Of course, the personalized nature of these therapies, and the "case-by-case basis" clauses in the few cell and gene therapy guidance documents the FDA does have, mean that sponsors may still have to shoulder a certain amount of uncertainty and risk in the development process. As such, it will remain essential that sponsors work closely with the FDA to address unique needs throughout the drug development process. This, again, underscores the need for the agency to bolster its review staff.

It was fitting, therefore, that OTAC's Bryan ended his presentation at the ASGCT meeting with an unapologetic advertisement for CBER job applicants.

"There has been so much exciting work done with CAR T cells and malignant hematology … and we are particularly looking for folks who have clinical experience in hematology," he said. "If you're interested in coming to work with just some wonderful people who are dedicated to a mission of serving the public, and seeing some exciting innovative products, please, please contact me. "

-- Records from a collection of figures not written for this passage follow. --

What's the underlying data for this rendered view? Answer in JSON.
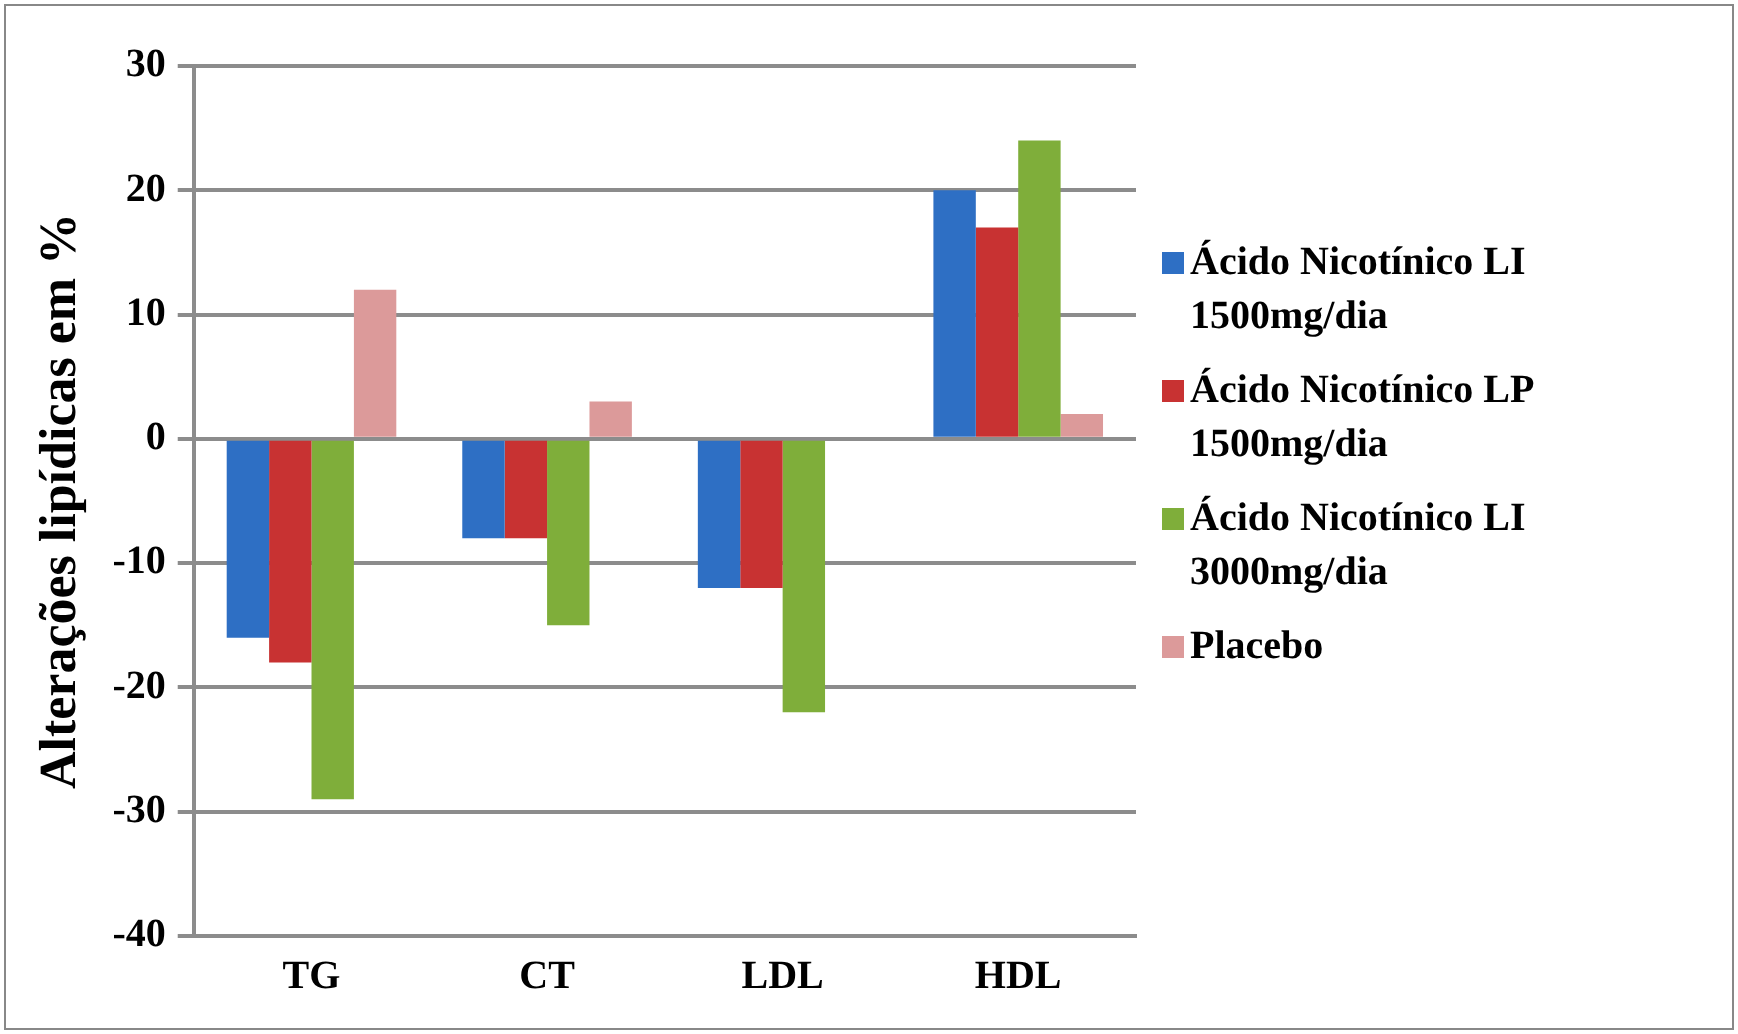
{
  "chart_data": {
    "type": "bar",
    "ylabel": "Alterações lipídicas em %",
    "categories": [
      "TG",
      "CT",
      "LDL",
      "HDL"
    ],
    "series": [
      {
        "name": "Ácido Nicotínico LI 1500mg/dia",
        "color": "#2e6fc4",
        "values": [
          -16,
          -8,
          -12,
          20
        ]
      },
      {
        "name": "Ácido Nicotínico LP 1500mg/dia",
        "color": "#c83232",
        "values": [
          -18,
          -8,
          -12,
          17
        ]
      },
      {
        "name": "Ácido Nicotínico LI 3000mg/dia",
        "color": "#7fae3a",
        "values": [
          -29,
          -15,
          -22,
          24
        ]
      },
      {
        "name": "Placebo",
        "color": "#dc9a9a",
        "values": [
          12,
          3,
          0,
          2
        ]
      }
    ],
    "ylim": [
      -40,
      30
    ],
    "yticks": [
      -40,
      -30,
      -20,
      -10,
      0,
      10,
      20,
      30
    ],
    "grid": "y",
    "legend": "right"
  }
}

Of course, there have been other rate-limiting factors in the space that more FDA reviewers can't address, such as the industry's slow adoption of automated cell therapy manufacturing methods. Zeta suspects that lawmakers may need to separately incentivize industry to upgrade their manufacturing approaches, potentially with tax cuts.

Still, if the FDA can fix its review timelines after staffing up, experts believe the present state of affairs in cell and gene therapy will begin to improve. "PDUFA VII is not going to solve all the problems," said Sharma, who worked on PDUFA VII negotiations before she left the FDA last year. "Even recognizing that the FDA needs these significant new resources to continue this work is a good start, but the next few user fees will probably have to continue to build on this."